"Albany, Dec. 18 [1931] - Jack (Legs) Diamond, laughing in alcoholic glee at his latest victory over the law, marched from the arms of titian-haired Kiki Roberts into the fatal revolver blast of Manhattan underworld assassins, detectives determined tonight... Three times in the last four years his enemies tried to put him on the spot. Each time Legs went to a hospital. Each time he cheated death. But after his last miraculous recovery it was declared that his body was so full of lead that it would sink in Salt Lake."
- Daily News, Saturday, December 19, 1931
Legs Diamond wasn't well liked. In fact, he never had a friend he didn't betray, killing many of them. Legs was notorious for the double cross, an art admired by many fellow mobsters. But Diamond took it to an extreme not usually practiced even in his underworld circles. Unsurprisingly, Legs had to pay the ultimate price. But before he was hit by his enemies, Legs Diamond became a power in New York's underworld. He was known to be completely without remorse, or any other form of conscience.
Diamond sold booze during Prohibition and
narcotics when he could. He terrorized laborers into following
the union line. None of which was unusual.
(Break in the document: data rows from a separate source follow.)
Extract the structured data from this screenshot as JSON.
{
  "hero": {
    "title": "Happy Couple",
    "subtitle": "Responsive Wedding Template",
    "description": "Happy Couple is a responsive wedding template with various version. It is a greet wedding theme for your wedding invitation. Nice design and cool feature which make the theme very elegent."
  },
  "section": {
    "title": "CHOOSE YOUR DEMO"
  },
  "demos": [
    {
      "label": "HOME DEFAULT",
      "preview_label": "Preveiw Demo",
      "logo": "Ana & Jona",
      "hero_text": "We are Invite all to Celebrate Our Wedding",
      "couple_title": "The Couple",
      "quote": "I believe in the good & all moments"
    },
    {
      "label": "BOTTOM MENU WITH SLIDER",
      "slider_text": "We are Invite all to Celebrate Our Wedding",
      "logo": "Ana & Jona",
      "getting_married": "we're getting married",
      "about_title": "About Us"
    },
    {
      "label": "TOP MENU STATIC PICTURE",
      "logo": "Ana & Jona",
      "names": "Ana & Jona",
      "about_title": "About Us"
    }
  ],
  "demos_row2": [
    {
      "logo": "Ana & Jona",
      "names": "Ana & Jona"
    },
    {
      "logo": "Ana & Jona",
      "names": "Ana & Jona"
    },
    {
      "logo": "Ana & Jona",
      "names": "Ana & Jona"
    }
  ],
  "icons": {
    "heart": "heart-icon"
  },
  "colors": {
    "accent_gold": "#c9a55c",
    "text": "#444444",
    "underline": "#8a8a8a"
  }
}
But his business
methods - always cheating his friends and mouthing off to
his rivals - gained him little sympathy among his contemporaries.
For three years, Diamond became a clay pigeon.
He was shot on three separate occasions before he was
slain in the fourth attack. He survived more than 11 bullets.
He began to think he was invincible.
Shortly after victory in his last trial,
Diamond went into hiding near Albany; he knew the mob, including
Dutch Schultz, was out to get him, but his weakness
for Marion (Kiki) Roberts, a dancer, urged him outside.
Killers found him by following Kiki. This time they took
no chances and held his head while firing bullets through
it.
Despite it all, Diamond's wife loved him to the end. "The former Alice Schiffer [Diamond's wife] washed the blood from the slain gangster's face with her handkerchief and kissed his cold cheeks wildly. Three soft-nosed bullets had ripped through Diamond's head. All entered on the left side and from the deep powder burns about the wounds detectives decided the death weapons had been pressed against their target."